Pope releases his first encyclical (AP) Updated: 2006-01-25 20:15
Pope Benedict XVI said Wednesday in his first encyclical that the Roman
Catholic Church has no desire to govern states or set public policy, but can't
remain silent when its charity is needed to ease suffering around the world.
Pope Benedict XVI greets the crowd gathered in
St Peter's square during his weekly Angelus prayers in the Vatican January
22, 2006. [Reuters] |
In the long-awaited document "God is Love," Benedict explores the
relationship between God's love for mankind and the church's works of charity,
saying the two are intrinsically linked and the foundation of the Christian
faith.
The 71-page encyclical, eagerly watched for clues about Benedict's major
concerns, characterizes his early pontificate as one in which he seeks to return
to the basics of Christianity with a relatively uncontroversial meditation on
love and the need for greater works of charity in an unjust world.
Even Vatican officials have expressed some surprise at the topic, considering
Benedict was the Vatican's chief doctrinal watchdog and could easily have delved
into a more problematic issue such as bioethics in his first authoritative text.

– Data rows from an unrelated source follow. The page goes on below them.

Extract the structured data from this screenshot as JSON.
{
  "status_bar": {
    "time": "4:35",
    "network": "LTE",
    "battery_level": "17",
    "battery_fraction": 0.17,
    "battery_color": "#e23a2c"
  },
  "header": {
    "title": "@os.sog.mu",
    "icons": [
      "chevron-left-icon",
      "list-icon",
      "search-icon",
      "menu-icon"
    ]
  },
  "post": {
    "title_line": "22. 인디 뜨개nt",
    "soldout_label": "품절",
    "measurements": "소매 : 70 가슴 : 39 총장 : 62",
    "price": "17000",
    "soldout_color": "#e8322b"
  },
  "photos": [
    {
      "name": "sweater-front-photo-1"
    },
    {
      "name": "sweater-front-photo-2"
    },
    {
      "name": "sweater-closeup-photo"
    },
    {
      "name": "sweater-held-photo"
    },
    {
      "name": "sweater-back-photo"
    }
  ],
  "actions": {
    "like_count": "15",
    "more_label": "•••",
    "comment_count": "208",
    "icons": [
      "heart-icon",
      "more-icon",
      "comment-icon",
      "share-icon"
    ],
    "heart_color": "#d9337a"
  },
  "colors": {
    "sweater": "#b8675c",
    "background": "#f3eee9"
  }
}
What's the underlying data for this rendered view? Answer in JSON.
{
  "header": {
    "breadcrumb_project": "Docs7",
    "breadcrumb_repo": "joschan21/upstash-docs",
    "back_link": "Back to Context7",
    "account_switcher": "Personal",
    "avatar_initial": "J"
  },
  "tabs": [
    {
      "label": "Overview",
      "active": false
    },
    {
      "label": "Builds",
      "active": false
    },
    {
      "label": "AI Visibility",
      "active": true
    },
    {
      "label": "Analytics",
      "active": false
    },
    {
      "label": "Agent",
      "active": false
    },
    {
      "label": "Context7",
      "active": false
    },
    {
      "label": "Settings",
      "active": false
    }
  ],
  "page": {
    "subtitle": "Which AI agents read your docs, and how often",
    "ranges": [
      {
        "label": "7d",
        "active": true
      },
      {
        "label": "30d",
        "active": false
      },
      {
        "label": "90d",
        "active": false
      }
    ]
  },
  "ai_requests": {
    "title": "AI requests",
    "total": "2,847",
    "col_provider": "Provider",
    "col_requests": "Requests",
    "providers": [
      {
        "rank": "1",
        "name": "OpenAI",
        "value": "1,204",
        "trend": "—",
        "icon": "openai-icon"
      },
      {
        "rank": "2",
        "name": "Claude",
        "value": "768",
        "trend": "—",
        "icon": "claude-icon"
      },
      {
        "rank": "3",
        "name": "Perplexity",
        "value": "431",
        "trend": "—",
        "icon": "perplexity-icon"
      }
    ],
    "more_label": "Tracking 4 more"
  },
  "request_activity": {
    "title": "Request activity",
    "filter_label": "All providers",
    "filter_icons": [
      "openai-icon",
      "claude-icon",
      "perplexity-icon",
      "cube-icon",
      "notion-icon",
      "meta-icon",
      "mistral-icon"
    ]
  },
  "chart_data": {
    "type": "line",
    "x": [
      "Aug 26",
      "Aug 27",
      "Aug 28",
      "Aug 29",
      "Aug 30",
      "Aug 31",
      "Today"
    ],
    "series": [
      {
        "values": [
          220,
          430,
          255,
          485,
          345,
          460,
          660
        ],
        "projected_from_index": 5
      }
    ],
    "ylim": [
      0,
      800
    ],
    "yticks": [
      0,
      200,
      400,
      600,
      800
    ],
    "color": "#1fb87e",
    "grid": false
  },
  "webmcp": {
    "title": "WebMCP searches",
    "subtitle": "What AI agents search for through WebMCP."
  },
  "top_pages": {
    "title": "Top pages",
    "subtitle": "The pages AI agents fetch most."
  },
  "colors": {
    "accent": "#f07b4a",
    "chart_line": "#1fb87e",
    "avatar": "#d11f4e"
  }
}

In the encyclical, Benedict said the church's work caring for widows, the
sick and orphans was as much a part of its mission as celebrating the sacraments
and spreading the Gospels. However, he stressed that the church's charity
workers must never use their work to proselytize or push a particular political
ideology.
"Love is free; it is not practiced as a way of achieving other ends," he
wrote.
"Those who practice charity in the church's name will never seek to impose
the church's faith upon others. They realize that a pure and generous love is
the best witness to the God in whom we believe and by whom we are driven to
love."
He rejected the criticism of charity found in Marxist thought, which holds
that charity is merely an excuse by the rich to keep the poor in their place
when the rich should be working for a more just society.
While the Marxist model, in which the state tries to provide for every social
need, did respond to the plight of the poor faster than even the church did
during the Industrial Revolution, it was a failed experiment because it couldn't
respond to every human need, he wrote.
Even in the most just societies, charity will always be necessary, he said.
"There will always be suffering which cries out for consolation and help.
There will always be loneliness. There will always be situations of material
need where help in the form of concrete love of neighbor is indispensable," he
said.
Benedict stressed that the state alone is responsible for creating that just
society, not the church. "As a political task, this cannot be the church's
immediate responsibility," he said.
However, he said the church wants to be involved in political life by helping
"form consciences in political life and stimulate greater insight into the
authentic requirements of justice as well as greater readiness to act
accordingly, even when this might involve conflict with situations of personal
interest."
He said the church was "duty-bound" to offer such a contribution, and that
the lay faithful, who as citizens of the state, are duty-bound to carry it out
through works of charity.
While stressing that the church has no direct political role, he did offer a
prescription for what the state should do.
"We do not need a state which regulates and controls everything, but a state
which, in accordance with the principle of subsidiarity, generously acknowledges
and supports initiatives arising from the different social forces and combines
spontaneity with closeness to those in need," he wrote.